The particle-size distributions of investment powders and the pore-size distributions of set-fired investments were investigated by electrozone size analysis, and by mercury intrusion scanning porosimetry, respectively, for a number of different investments, representing all three types available, namely: the gypsum-, phosphate- and silicate-bonded. The pore volume (V), the pore surface area (S), and their first derivatives with respect to radius, r, dV/dr and dS/dr, were obtained with pressures up to 414 MPa corresponding to spherical pores of 0.0018 micron radius if the Washburn equation is to apply. Results distinguished pores with a range of different sizes. Besides the porosity due to the matrix binder, porosity was also attributable to the refractory components.
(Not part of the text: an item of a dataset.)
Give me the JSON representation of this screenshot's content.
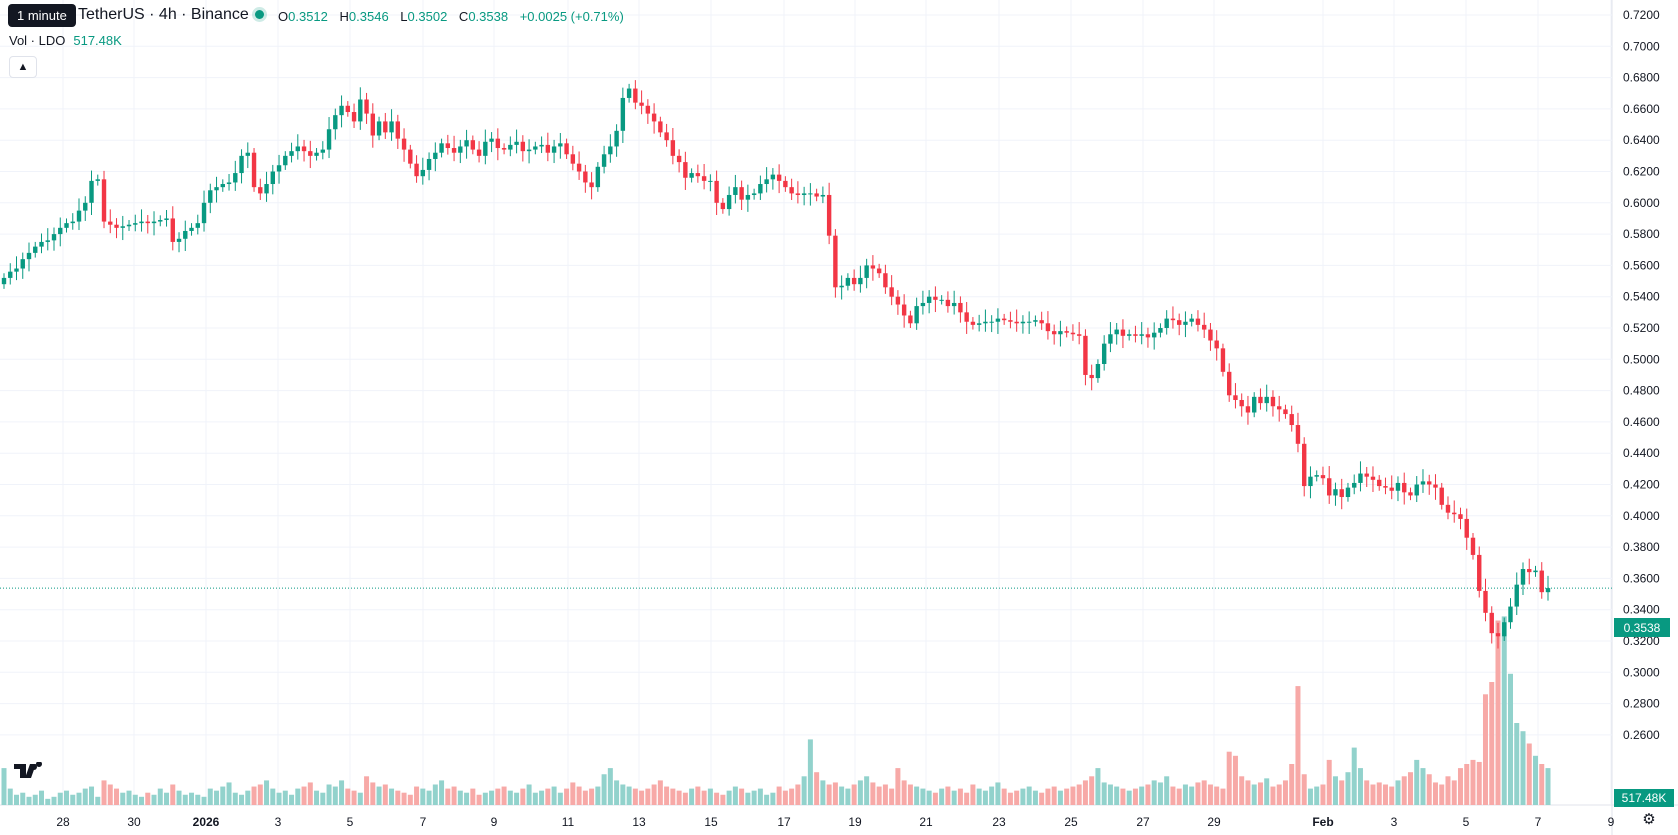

This latter type of porosity occurred with pore radii below about 0.03 micron, whereas matrix porosity occurred above this pore size. Matrix porosity for the phosphate materials was smallest at about 0.03 to 0.5 micron in radius, followed by the gypsum materials at about 0.3 to 0.6 micron, and by the silicate materials at about 1 to 10 micron. The particle-size distribution of the investment powders may affect both types of porosities, whereas the setting chemistries of the particular investment types may affect matrix porosity, by the generation of gaseous by-products. No major distinctions in pore size and distributions occurred between air-set and hygroscopic-set materials. This study emphasizes that at present, knowledge of the total pore volume only is inadequate for characterizing porosity distribution and hence investment permeability.